Brazil's 2017 inflation rate topped analysts' expectations but missed the official target range for the first time, setting the stage for interest rates to remain at all-time lows. The benchmark IPCA index rose 2.95 percent last year, the lowest annual rate since 1998 and below the government's target of 4.5 percent, plus or minus 1.5 percentage points, state statistics agency IBGE said on Wednesday.
The reading came in above even the highest forecast in a Reuters poll of 26 economists as food prices rebounded after seven months of declines. The median estimate in the survey was for a 2.80 percent annual rate. Central bank policymakers will publish an open letter explaining the failure to meet the goal, as required by Brazilian law, at 5:30 pm local time (1930 GMT), followed by a news conference by bank chief Ilan Goldfajn.

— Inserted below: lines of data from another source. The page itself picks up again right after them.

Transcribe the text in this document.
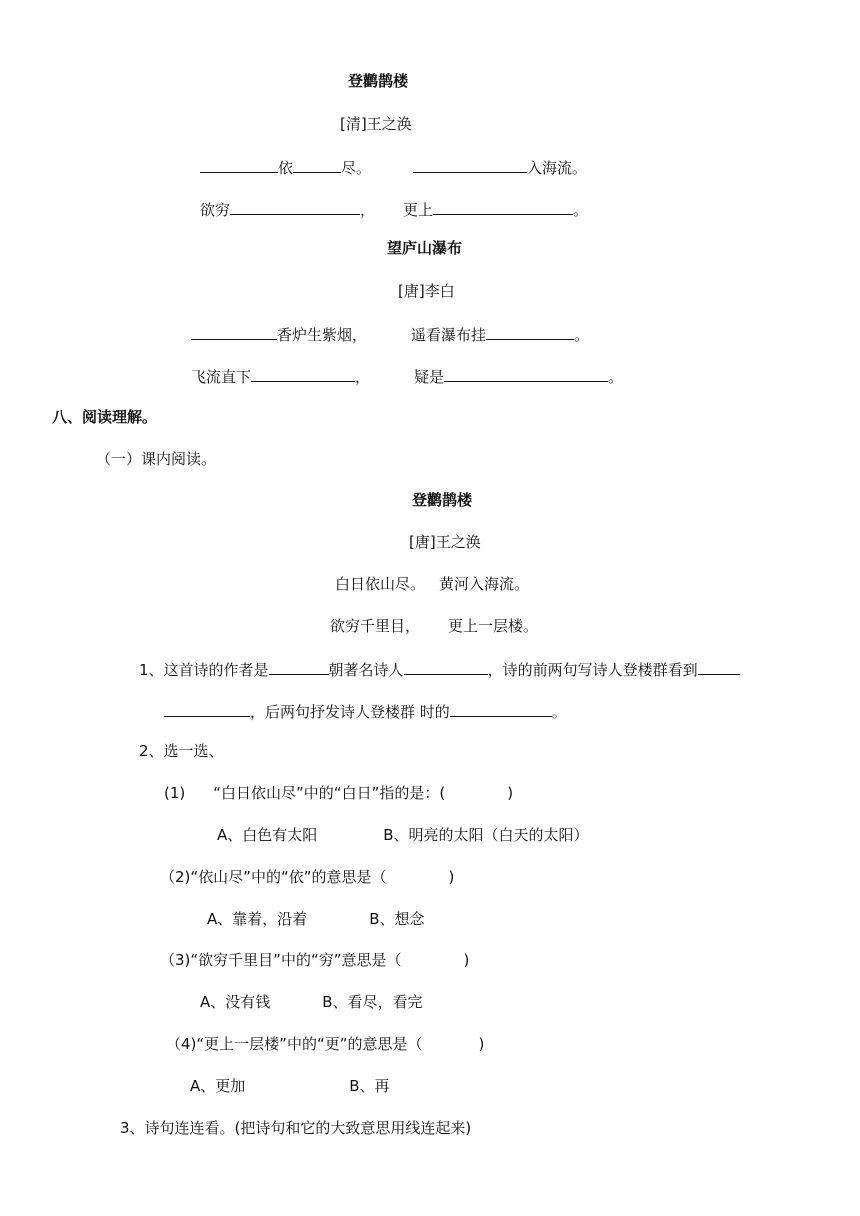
登鹳鹊楼
[清]王之涣
依	尽。	入海流。
欲穷	， 更上	。
望庐山瀑布
[唐]李白
香炉生紫烟，	遥看瀑布挂	。
飞流直下	，	疑是	。
八、阅读理解。
（一）课内阅读。
登鹳鹊楼
[唐]王之涣
白日依山尽。 黄河入海流。
欲穷千里目， 更上一层楼。
1、这首诗的作者是	朝著名诗人	，诗的前两句写诗人登楼群看到
，后两句抒发诗人登楼群 时的	。
2、选一选、
(1) “白日依山尽”中的“白日”指的是：(	)
A、白色有太阳	B、明亮的太阳（白天的太阳）
（2)“依山尽”中的“依”的意思是（	)
A、靠着，沿着	B、想念
（3)“欲穷千里目”中的“穷”意思是（	)
A、没有钱	B、看尽，看完
（4)“更上一层楼”中的“更”的意思是（	)
A、更加	B、再
3、诗句连连看。(把诗句和它的大致意思用线连起来)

The reading is a far cry from the rates seen early in 2016, when inflation reached 13-year highs, even as Latin America's largest economy slipped into its deepest recession in decades. Despite faster-than-expected gross domestic product growth last year, double-digit unemployment rates and idle capacity among companies kept a lid on price hikes.
Falling food prices also weighed on inflation after a strong agricultural harvest, but the trend may have come to an end in December as food prices rose for the first time since April. The IPCA consumer price index rose 0.44 percent from November, surpassing a median 0.30 percent forecast in the Reuters poll.
Slow inflation may allow the central bank to further trim benchmark interest rates from the current 7 percent and keep them there, bolstering the economic recovery. Interest rate futures indicated most traders expect a final 25-basis-point cut to the benchmark Selic rate in February, with a sizeable minority betting on an additional reduction in March.
With expectations for 2018 inflation below the midpoint of the official target, the central bank looks set to take its time before raising rates again. Still, analysts stress that consolidating low interest rates and inflation will depend on efforts to cut government spending and implement structural reforms.
President Michel Temer aims to pass a bill trimming social security spending before a presidential election in October, but much of the budget cuts will fall to his successor.